Saturday, November 05, 2011

Corn

Welcome, welcome, I hope that you are taking time for your art this week. If things haven't been going the way you want or worse your house of cards was kicked over, you must rise up. Overcome. And what if you stumbled, or what if you fell, you must forgive yourself if you have come up short in any area. You must because your work is valuable.

Dear artists and writers, you must plant regardless. If you push a seed into the earth, something is bound to come up. No special super skills needed. This simple process of sowing and reaping governs art. What comes up is surprising, unexpected, and the yields are greater than you can imagine and sweeter than your dreams. There are reasons to turn up the earth. There are reasons to plant the seeds.

And these reasons are not always easy to see. Seeds go into the ground tiny, hard, and insignificant. Then comes the water and rain and up springs so much life. I have this full memory of being in a corn field and picking corn as a young teen. I was somewhere near DeRidder, Louisiana.

The corn stalks were twelve feet high and were covered with ears. The rows stretched out so far I couldn't see the ends. I dropped each fat ear into a woven bushel basket. Wind made the stalks rustle like voices. The world had turned to corn.

Each ear was over a foot long and was as big around as my arm. I hauled that basket down that row. I pulled back the silky tassels of one ear. And slipped my finger tips across the golden kernels. I understood the power of a kernel.

My seeds are stories. You may paint, or sculpt, or weave, whatever. These seeds of art, transfer and multiply the truth. We plant them, and they grow into surprising verdant patches that at can take over entire fields and reshape the land.

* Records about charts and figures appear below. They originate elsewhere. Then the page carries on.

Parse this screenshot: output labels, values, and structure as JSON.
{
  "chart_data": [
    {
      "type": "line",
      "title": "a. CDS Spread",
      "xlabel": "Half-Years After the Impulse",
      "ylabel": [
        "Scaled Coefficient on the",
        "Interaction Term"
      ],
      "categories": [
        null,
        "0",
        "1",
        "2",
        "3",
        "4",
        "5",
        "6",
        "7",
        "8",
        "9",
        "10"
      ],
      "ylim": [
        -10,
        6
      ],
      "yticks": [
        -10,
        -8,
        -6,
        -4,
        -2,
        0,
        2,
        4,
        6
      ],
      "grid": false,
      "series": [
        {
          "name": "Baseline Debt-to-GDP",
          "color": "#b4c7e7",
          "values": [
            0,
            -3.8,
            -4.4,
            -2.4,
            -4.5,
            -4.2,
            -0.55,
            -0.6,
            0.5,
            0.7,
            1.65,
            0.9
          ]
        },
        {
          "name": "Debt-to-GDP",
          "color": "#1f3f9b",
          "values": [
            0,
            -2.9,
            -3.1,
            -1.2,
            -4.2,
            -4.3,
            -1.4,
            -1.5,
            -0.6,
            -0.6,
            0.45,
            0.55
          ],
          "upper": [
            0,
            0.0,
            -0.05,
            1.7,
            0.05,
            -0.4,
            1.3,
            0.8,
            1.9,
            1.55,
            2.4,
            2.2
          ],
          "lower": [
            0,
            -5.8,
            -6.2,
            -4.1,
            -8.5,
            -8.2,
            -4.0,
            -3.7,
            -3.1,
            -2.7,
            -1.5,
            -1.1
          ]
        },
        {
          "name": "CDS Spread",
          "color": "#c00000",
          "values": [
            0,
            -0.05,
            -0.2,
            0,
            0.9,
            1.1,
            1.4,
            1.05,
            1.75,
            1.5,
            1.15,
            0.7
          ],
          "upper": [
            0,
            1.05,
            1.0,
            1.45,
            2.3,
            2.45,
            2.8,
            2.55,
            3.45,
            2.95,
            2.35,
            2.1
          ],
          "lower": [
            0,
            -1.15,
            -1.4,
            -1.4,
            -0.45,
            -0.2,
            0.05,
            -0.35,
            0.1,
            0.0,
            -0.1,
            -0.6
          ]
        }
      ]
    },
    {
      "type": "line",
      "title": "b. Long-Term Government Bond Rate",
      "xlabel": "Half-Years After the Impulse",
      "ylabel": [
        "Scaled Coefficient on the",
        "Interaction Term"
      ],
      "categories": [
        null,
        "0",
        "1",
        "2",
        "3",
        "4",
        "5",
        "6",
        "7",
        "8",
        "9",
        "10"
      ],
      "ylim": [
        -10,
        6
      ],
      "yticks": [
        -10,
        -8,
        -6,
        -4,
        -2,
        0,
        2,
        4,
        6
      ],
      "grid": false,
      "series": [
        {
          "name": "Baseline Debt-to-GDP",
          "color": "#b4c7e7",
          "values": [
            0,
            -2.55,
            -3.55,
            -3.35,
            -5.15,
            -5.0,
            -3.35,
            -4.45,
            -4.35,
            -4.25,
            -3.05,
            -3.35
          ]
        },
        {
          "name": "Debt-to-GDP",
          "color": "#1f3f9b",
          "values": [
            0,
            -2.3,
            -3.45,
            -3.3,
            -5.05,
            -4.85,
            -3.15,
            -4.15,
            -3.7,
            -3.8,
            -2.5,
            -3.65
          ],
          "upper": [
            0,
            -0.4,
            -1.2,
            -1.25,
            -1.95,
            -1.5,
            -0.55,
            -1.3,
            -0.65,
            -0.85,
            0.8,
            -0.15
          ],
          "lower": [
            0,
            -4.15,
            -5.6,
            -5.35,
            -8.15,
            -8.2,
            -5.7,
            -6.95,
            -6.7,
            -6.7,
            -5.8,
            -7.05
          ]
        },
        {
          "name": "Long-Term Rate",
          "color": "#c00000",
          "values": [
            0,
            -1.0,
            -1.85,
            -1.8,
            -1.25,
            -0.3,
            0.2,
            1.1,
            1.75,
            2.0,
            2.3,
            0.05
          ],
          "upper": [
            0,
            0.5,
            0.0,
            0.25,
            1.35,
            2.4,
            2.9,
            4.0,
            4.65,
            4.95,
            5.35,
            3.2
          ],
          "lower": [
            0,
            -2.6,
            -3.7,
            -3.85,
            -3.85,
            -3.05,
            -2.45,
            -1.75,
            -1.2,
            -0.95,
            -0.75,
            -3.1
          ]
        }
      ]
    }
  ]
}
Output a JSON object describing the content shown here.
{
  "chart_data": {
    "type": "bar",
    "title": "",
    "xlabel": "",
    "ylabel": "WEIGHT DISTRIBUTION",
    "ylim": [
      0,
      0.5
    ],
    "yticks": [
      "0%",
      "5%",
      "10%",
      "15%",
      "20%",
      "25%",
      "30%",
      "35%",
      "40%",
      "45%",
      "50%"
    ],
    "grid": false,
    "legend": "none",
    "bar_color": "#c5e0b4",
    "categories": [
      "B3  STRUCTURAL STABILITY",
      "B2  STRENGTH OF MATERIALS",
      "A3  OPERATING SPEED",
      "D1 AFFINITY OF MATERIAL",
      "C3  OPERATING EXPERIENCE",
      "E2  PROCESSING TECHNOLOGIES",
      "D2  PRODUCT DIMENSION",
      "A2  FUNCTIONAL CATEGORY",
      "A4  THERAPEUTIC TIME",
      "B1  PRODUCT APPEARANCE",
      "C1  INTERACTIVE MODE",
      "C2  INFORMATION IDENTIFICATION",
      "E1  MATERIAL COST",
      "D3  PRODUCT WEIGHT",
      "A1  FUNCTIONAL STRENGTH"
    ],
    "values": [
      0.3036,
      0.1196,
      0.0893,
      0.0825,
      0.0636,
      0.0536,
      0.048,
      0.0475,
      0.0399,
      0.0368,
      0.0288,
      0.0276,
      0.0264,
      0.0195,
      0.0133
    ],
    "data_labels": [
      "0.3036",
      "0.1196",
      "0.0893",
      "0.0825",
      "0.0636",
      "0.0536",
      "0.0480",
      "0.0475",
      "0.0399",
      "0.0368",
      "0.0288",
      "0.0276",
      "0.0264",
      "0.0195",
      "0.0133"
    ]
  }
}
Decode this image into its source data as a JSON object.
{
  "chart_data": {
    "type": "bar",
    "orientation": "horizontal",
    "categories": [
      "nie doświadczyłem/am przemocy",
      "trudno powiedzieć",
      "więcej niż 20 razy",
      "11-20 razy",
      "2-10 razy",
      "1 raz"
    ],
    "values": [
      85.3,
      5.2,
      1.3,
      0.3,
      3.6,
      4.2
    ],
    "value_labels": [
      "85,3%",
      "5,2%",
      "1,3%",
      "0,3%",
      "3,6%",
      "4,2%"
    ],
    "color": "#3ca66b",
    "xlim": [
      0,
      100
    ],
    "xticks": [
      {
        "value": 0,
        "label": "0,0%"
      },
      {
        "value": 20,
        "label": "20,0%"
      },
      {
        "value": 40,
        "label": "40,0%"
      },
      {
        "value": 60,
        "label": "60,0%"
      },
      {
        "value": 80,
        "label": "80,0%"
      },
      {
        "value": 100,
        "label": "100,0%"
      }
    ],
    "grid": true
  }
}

Do that this week. Give it your all.

This week's doodle is Self-'ll.



This week's quote should strike a chord.

A light wind swept over the corn, and all nature laughed in the sunshine.
Anne Bronte

6 comments:

Sumel said...

Is this where I insert "corny" jokes?

Molly/Cece said...

Sure. :) M.

Vijaya said...

Lovely ... I got derailed these past few days, but getting back on track. Thanks for that doodle too.

Molly/Cece said...

Hi Vijaya. I totally get derailed. Jack has had influenza for 10 long days. He's finally back to school. I just keep on doing one more thing. :)

Faith Pray said...

I'm practically bursting to get into the dirt and plant words and pictures, but there are days where doodling on the kids' lunch notes is as close as I get. Tuesday, Thursday and Friday during naps, plus two hours one weeknight. That's when I get my hands dirty and work. Pretty pathetic, huh? Thanks for the corn story. Lovely.

Molly/Cece said...

Faith, I totally get what you are talking about. When the crew was young, I'd ponder stories while washing laundry and I keep a notebook for the park. And my favorite was one Saturday a month my husband would let me sneak off to the library and I would write from the moment it opened until it closed. Not pathetic at all -- brave and steadfast to me. May your planted words spring up forests! Peace. M.